Inspired by tradition
Lisa Scheller/Mirror photo
Antique threshing machines were made to be powered by steam engines.
But this year at the 49th annual McLouth Threshing Bee, the machines were powered by John Deere tractors, rather than by huge steam engines belching black smoke.
That’s because of regulations requiring boilers to be inspected and certified before being used in public. Though spectators may have attended hoping to see the steam engines at work, it’s better to be safe than sorry. In July 2001 at the Medina County Fair in Ohio, an antique steam engine exploded, killing five people and injuring nearly 50 others.
Gayle McDonald, a boiler inspector from Holton, helped with the threshing been this past weekend.
“Last year we lost the big one,” McDonald said of one of the nearly century-old steam engines. “We had a leak in it. All of them have to be tested before they can be run.”
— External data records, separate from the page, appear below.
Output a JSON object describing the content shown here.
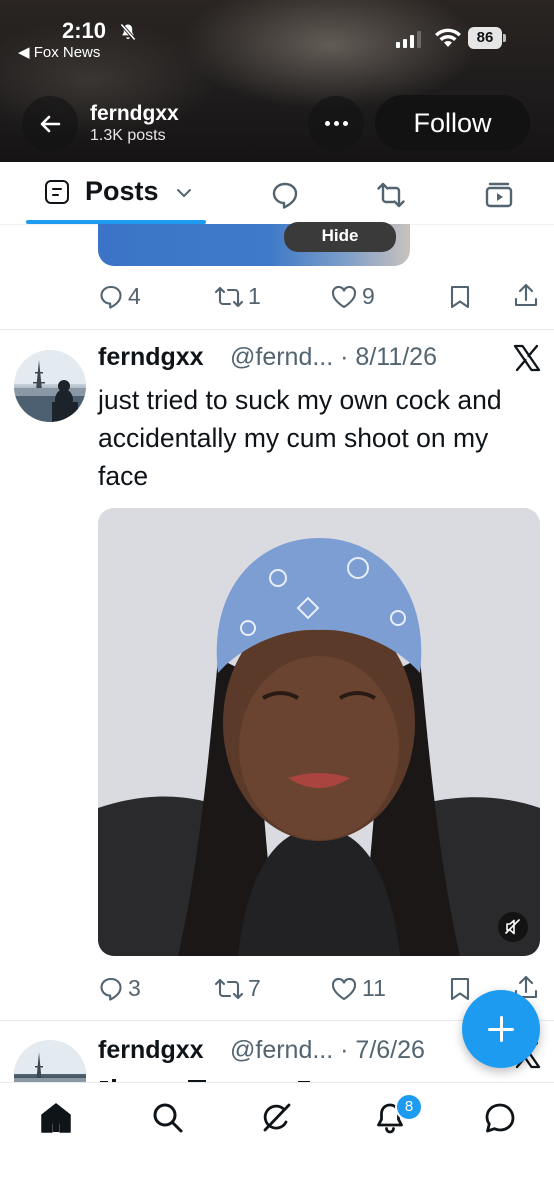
{
  "status_bar": {
    "time": "2:10",
    "back_app": "◀ Fox News",
    "battery": "86"
  },
  "profile_header": {
    "name": "ferndgxx",
    "posts_count": "1.3K posts",
    "follow_label": "Follow"
  },
  "tabs": {
    "active_label": "Posts",
    "icons": [
      "posts-icon",
      "chevron-down-icon",
      "reply-icon",
      "repost-icon",
      "media-icon"
    ]
  },
  "prev_tweet": {
    "hide_label": "Hide",
    "replies": "4",
    "reposts": "1",
    "likes": "9"
  },
  "tweet": {
    "name": "ferndgxx",
    "handle_date": "@fernd... · 8/11/26",
    "text": "just tried to suck my own cock and accidentally my cum shoot on my face",
    "replies": "3",
    "reposts": "7",
    "likes": "11",
    "video_muted": true
  },
  "next_tweet": {
    "name": "ferndgxx",
    "handle_date": "@fernd... · 7/6/26"
  },
  "bottom_nav": {
    "items": [
      "home-icon",
      "search-icon",
      "grok-icon",
      "notifications-icon",
      "messages-icon"
    ],
    "notification_count": "8"
  },
  "colors": {
    "accent": "#1d9bf0",
    "text_primary": "#0f1419",
    "text_secondary": "#536471"
  }
}
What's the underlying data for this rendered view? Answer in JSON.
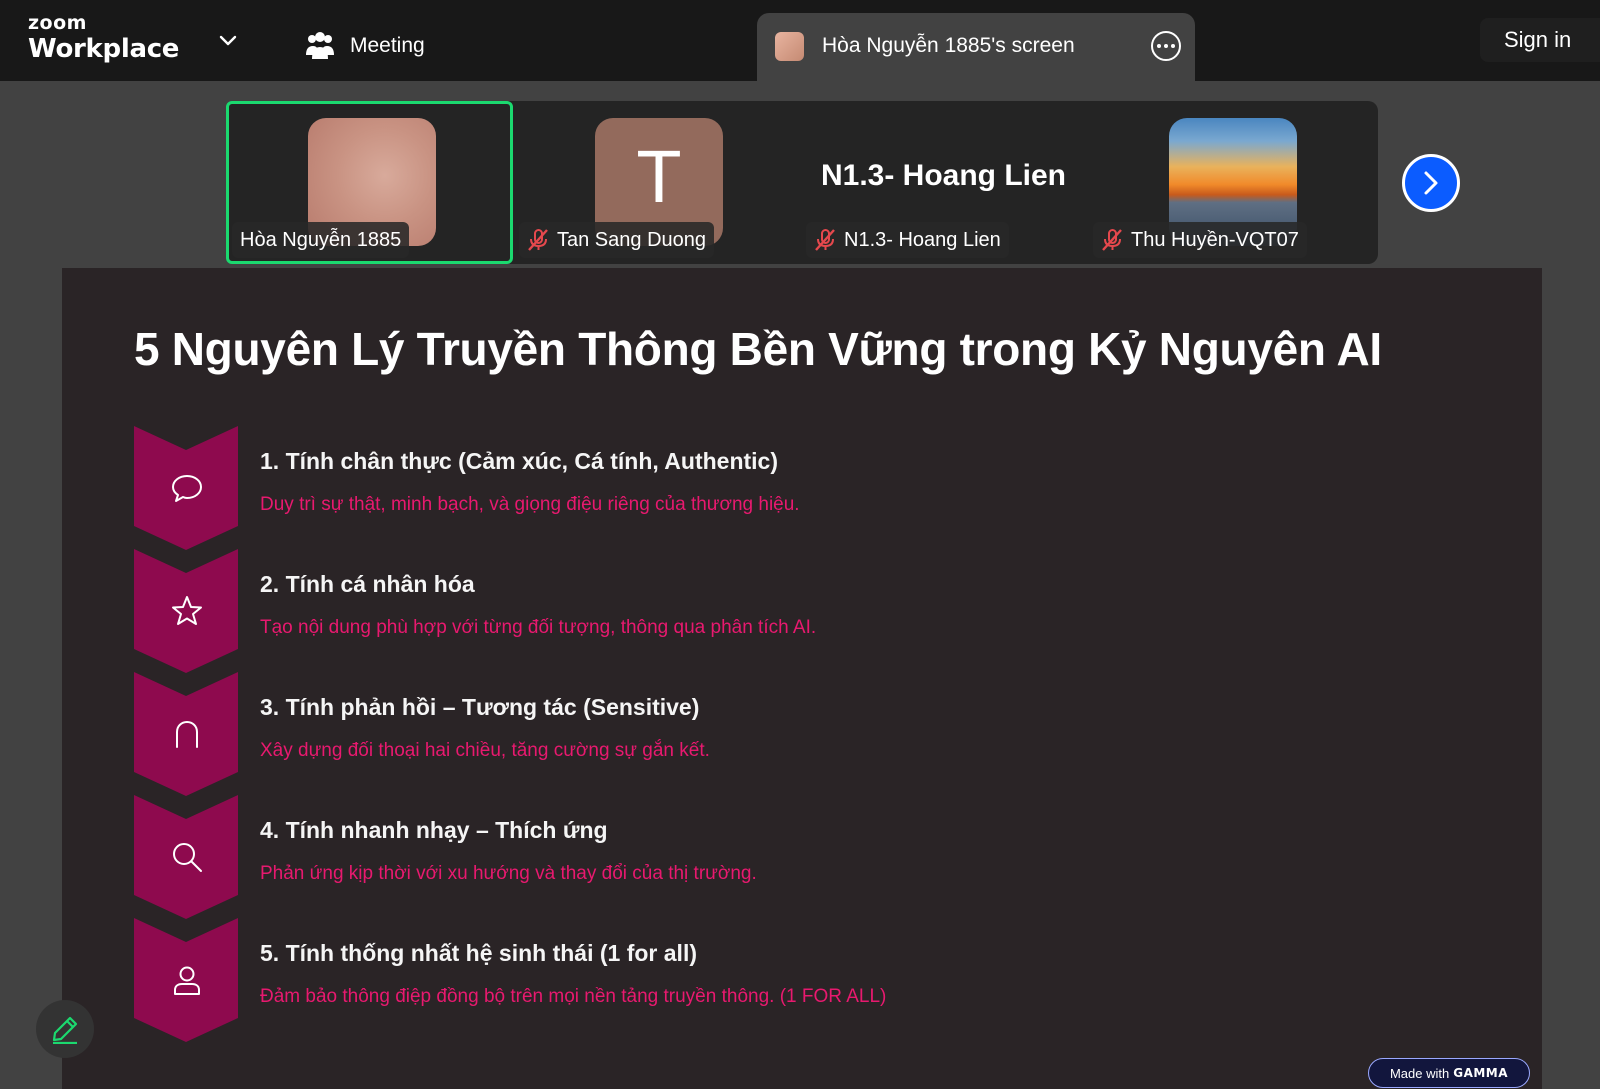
{
  "topbar": {
    "logo_small": "zoom",
    "logo_main": "Workplace",
    "meeting_label": "Meeting",
    "screen_tab_label": "Hòa Nguyễn 1885's screen",
    "signin_label": "Sign in"
  },
  "gallery": {
    "participants": [
      {
        "name": "Hòa Nguyễn 1885",
        "avatar": "photo"
      },
      {
        "name": "Tan Sang Duong",
        "avatar": "letter",
        "letter": "T"
      },
      {
        "name": "N1.3- Hoang Lien",
        "avatar": "name-only",
        "display_name": "N1.3- Hoang Lien"
      },
      {
        "name": "Thu Huyền-VQT07",
        "avatar": "sunset"
      }
    ]
  },
  "slide": {
    "title": "5 Nguyên Lý Truyền Thông Bền Vững trong Kỷ Nguyên AI",
    "items": [
      {
        "title": "1. Tính chân thực (Cảm xúc, Cá tính, Authentic)",
        "desc": "Duy trì sự thật, minh bạch, và giọng điệu riêng của thương hiệu.",
        "icon": "speech-bubble-icon"
      },
      {
        "title": "2. Tính cá nhân hóa",
        "desc": "Tạo nội dung phù hợp với từng đối tượng, thông qua phân tích AI.",
        "icon": "star-icon"
      },
      {
        "title": "3. Tính phản hồi – Tương tác (Sensitive)",
        "desc": "Xây dựng đối thoại hai chiều, tăng cường sự gắn kết.",
        "icon": "arch-icon"
      },
      {
        "title": "4. Tính nhanh nhạy – Thích ứng",
        "desc": "Phản ứng kịp thời với xu hướng và thay đổi của thị trường.",
        "icon": "search-icon"
      },
      {
        "title": "5. Tính thống nhất hệ sinh thái (1 for all)",
        "desc": "Đảm bảo thông điệp đồng bộ trên mọi nền tảng truyền thông. (1 FOR ALL)",
        "icon": "person-icon"
      }
    ],
    "badge_prefix": "Made with",
    "badge_brand": "GAMMA"
  },
  "colors": {
    "accent_magenta": "#8e0a4e",
    "desc_pink": "#e8196f",
    "active_green": "#1bd96f",
    "zoom_blue": "#0b5cff"
  }
}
Lisa Scheller/Mirror photo
It’s not cheap to build a new boiler for a steam engine.
“You’re looking at $30,000,” McDonald said.
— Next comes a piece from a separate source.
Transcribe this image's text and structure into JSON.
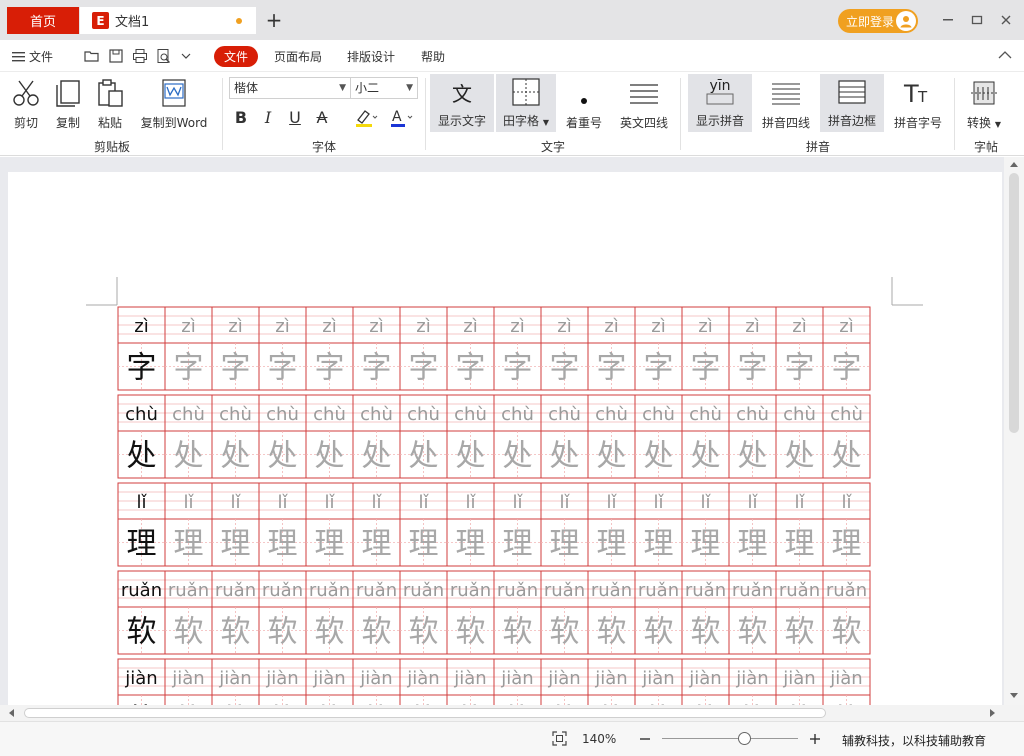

But fellow steam engine buff, 19-year-old Matt Petty, Meriden, said it’s worth it.
“It will last for 100 years,” Petty said.
While the big engines didn’t run at this year’s bee, a couple of smaller engines did.
Lisa Scheller/Mirror photo
One of those was a 1968 model replica of a Case 65, owned by Petty. The Case 65s were manufactured from about 1915 to 1925, Petty said, adding he bought his on e-Bay five years ago.
McDonald, who is 61, said steam engine hobbyists tend to be his age or older, or much younger, such as Petty, who at 15 became licensed to operate a steam engine.
“I was legal to run a steam engine in Kansas before I was legal to drive a car on the road,” Petty said with a grin.
Coming for the weekend
Among the estimated 3,500 paying visitors at this year’s threshing bee were two rural Parsons residents, Harley Shields and Ralph Pearce.
The two attend four or five tractor and steam engine shows a year, arriving in a camper which is their home for the weekend.
Pearce, who is 69, grew up around the old steam engines. He said generally, one person in the area owned a steam engine — a sort of early-day custom cutter.
“He traveled around the neighborhood,” Pearce said. “It would take a month to do the harvest.”
Bill Robinson Jr., Nathan Gardner, Ryan Bailey and Neva Gardner started the threshing at 10 a.m. Friday.
Robinson, who designs airplanes for Boeing in Wichita, sat in the seat of a 1950 John Deere tractor. Long belts connected a pulley on the tractor to the threshing machine.
After adjustments were made, the team saw the results of their labor — with a lazy groan the threshing machine came to life, spilling golden grains of wheat into a waiting trailer and sending pieces of straw skyward to lazily drift to the ground.
“It worked just as efficiently as a steam tractor,” Robinson said of the fleet of antique John Deere tractors. “It’s a lot cheaper to operate.”
Robinson, whose father, Bill Robinson Sr., has been active in the threshing bee since the 1950s, spends a couple of weeks in McLouth every August, and rarely, if ever, has missed the bee.
Though the tractors worked fine this year, Robinson looks forward to the return of the steamers.
“I like doing steam a whole lot better,” Robinson said.
When he and his father travel through the threshing bee grounds, they do it in style.
Robinson points to a silver-painted 1929 Model A, which his father rebuilt in 1966. He hops in the driver’s seat, and with a twist of a key and a turn of the choke the old car sputters to a start and chugs up the hill.
New plans for next year
Darin Edmonds led this year’s threshing bee. As president, he kept an eye on the entire show.
The largest attendance, Edmonds said, was on Sunday night, for the hot rod truck and tractor pull.
He said, for Sunday night’s event, the bleachers were about 80 percent filled. He had expected a slightly higher turnout.
“I think the biggest factor was between the heat Sunday afternoon and the storm that rolled through,” said the 31-year-old Edmonds. “Between those two things, I think that kind of hurt our crowd a little bit.”
Those kinds of events are expensive to bring to the bee.
“It costs between $10,000 and $12,000 to get them here,” Edmonds said.
But it all worked out, and Edmonds said the three-day threshing bee, with ticket sales, and other sales, came out ahead. As of Monday, he didn’t have exact figures.
Another popular event each year, he said, is the Kiwanis beer garden.
“I think they profited on that between $1,000 and $1,500,” Edmonds said.
Flea market type booths, which sell a variety of goods from antiques to new, remain a bargain for vendors, Edmonds said, noting the bee charges $40 for a space for the weekend.
Next year, it’s possible threshing bee will be flashier than usual.
“We’re looking into trying to get a carnival so we can have more stuff for the kids to do,” Edmonds said. “A lot of kids these days don’t care much about old tractors. They care more about games and rides and stuff like that.”
And, if that pans out, there’s plenty of room for a carnival. Edmonds said the threshing bee grounds encompasses about 70 acres.